Abstract Background and Aims Somatic mutations in the TET2 gene that lead to clonal haematopoiesis (CH) are associated with accelerated atherosclerosis development in mice and a higher risk of atherosclerotic disease in humans. Mechanistically, these observations have been linked to exacerbated vascular inflammation. This study aimed to evaluate whether colchicine, a widely available and inexpensive anti-inflammatory drug, prevents the accelerated atherosclerosis associated with TET2-mutant CH. Methods In mice, TET2-mutant CH was modelled using bone marrow transplantations in atherosclerosis-prone Ldlr−/− mice. Haematopoietic chimeras carrying initially 10% Tet2−/− haematopoietic cells were fed a high-cholesterol diet and treated with colchicine or placebo. In humans, whole-exome sequencing data and clinical data from 37 181 participants in the Mass General Brigham Biobank and 437 236 participants in the UK Biobank were analysed to examine the potential modifying effect of colchicine prescription on the relationship between CH and myocardial infarction. Results Colchicine prevented accelerated atherosclerosis development in the mouse model of TET2-mutant CH, in parallel with suppression of interleukin-1β overproduction in conditions of TET2 loss of function. In humans, patients who were prescribed colchicine had attenuated associations between TET2 mutations and myocardial infarction.

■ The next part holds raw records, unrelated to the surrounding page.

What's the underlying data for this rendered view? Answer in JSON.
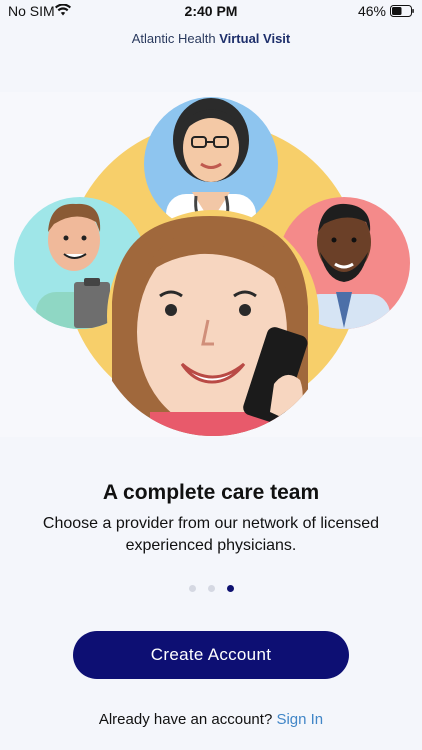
{
  "status_bar": {
    "carrier": "No SIM",
    "time": "2:40 PM",
    "battery": "46%",
    "wifi_icon": "wifi-icon",
    "battery_icon": "battery-icon"
  },
  "header": {
    "brand_normal": "Atlantic Health",
    "brand_bold": "Virtual Visit"
  },
  "slide": {
    "title": "A complete care team",
    "text": "Choose a provider from our network of licensed experienced physicians.",
    "page_count": 3,
    "active_page": 3
  },
  "actions": {
    "create_account": "Create Account",
    "signin_prompt": "Already have an account?",
    "signin_link": "Sign In"
  },
  "colors": {
    "primary": "#0d0f73",
    "link": "#4186c7",
    "background": "#f4f6fb"
  }
}
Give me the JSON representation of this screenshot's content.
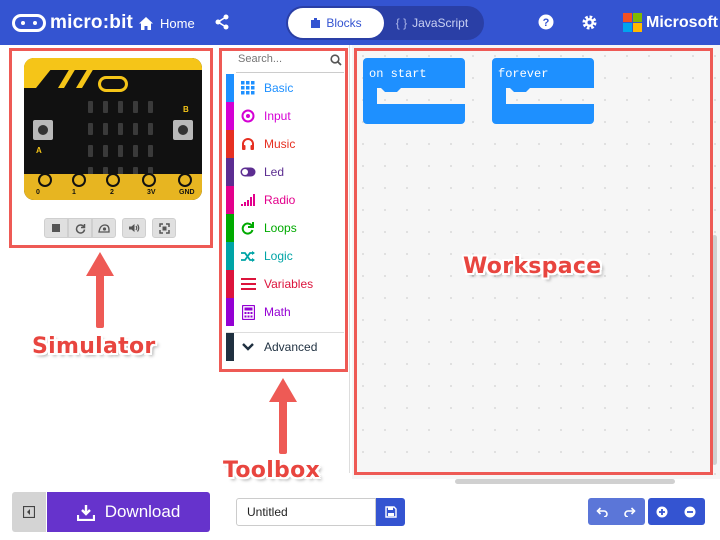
{
  "header": {
    "logo_text": "micro:bit",
    "home_label": "Home",
    "share_icon": "share-icon",
    "mode_blocks_label": "Blocks",
    "mode_js_label": "JavaScript",
    "mode_js_glyph": "{ }",
    "help_icon": "help-icon",
    "settings_icon": "gear-icon",
    "brand_label": "Microsoft",
    "colors": {
      "bar": "#3454d1",
      "toggle_bg": "#2a3fa6"
    }
  },
  "simulator": {
    "button_a_label": "A",
    "button_b_label": "B",
    "pins": [
      "0",
      "1",
      "2",
      "3V",
      "GND"
    ],
    "controls": [
      "stop-icon",
      "restart-icon",
      "slow-motion-icon",
      "sound-icon",
      "fullscreen-icon"
    ]
  },
  "toolbox": {
    "search_placeholder": "Search...",
    "categories": [
      {
        "label": "Basic",
        "color": "#1e90ff",
        "icon": "grid-icon"
      },
      {
        "label": "Input",
        "color": "#d400d4",
        "icon": "target-icon"
      },
      {
        "label": "Music",
        "color": "#e63022",
        "icon": "headphones-icon"
      },
      {
        "label": "Led",
        "color": "#5c2d91",
        "icon": "toggle-icon"
      },
      {
        "label": "Radio",
        "color": "#e3008c",
        "icon": "signal-bars-icon"
      },
      {
        "label": "Loops",
        "color": "#00aa00",
        "icon": "loop-arrow-icon"
      },
      {
        "label": "Logic",
        "color": "#00a4a6",
        "icon": "shuffle-icon"
      },
      {
        "label": "Variables",
        "color": "#dc143c",
        "icon": "list-lines-icon"
      },
      {
        "label": "Math",
        "color": "#9400d3",
        "icon": "calculator-icon"
      }
    ],
    "advanced": {
      "label": "Advanced",
      "color": "#1f3040",
      "icon": "chevron-down-icon"
    }
  },
  "workspace": {
    "blocks": [
      {
        "label": "on start",
        "color": "#1e90ff"
      },
      {
        "label": "forever",
        "color": "#1e90ff"
      }
    ]
  },
  "annotations": {
    "simulator": "Simulator",
    "toolbox": "Toolbox",
    "workspace": "Workspace",
    "color": "#ee5a55"
  },
  "footer": {
    "download_label": "Download",
    "project_name": "Untitled",
    "colors": {
      "download": "#6633cc",
      "save": "#3454d1"
    }
  }
}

This interaction was not observed for other mutated genes. Conclusions These results highlight the potential value of colchicine to mitigate the higher cardiovascular risk of carriers of somatic TET2 mutations in blood cells. These observations set the basis for the development of clinical trials that evaluate the efficacy of precision medicine approaches tailored to the effects of specific mutations linked to CH. Structured Graphical Abstract Structured Graphical Abstract Clonal haematopoiesis (CH) driven by somatic mutations in the TET2 gene has been associated with heightened inflammation and an increased risk of atherosclerotic cardiovascular disease. In mice, we found that colchicine treatment prevented the development of accelerated atherosclerosis in a mouse model of TET2-deficient CH. In humans, analyses of sequencing data from two large biobanks showed that patients who were prescribed colchicine had attenuated associations between TET2-mutant CH and myocardial infarction. MGBB, Mass General Brigham Biobank; UKB, UK Biobank.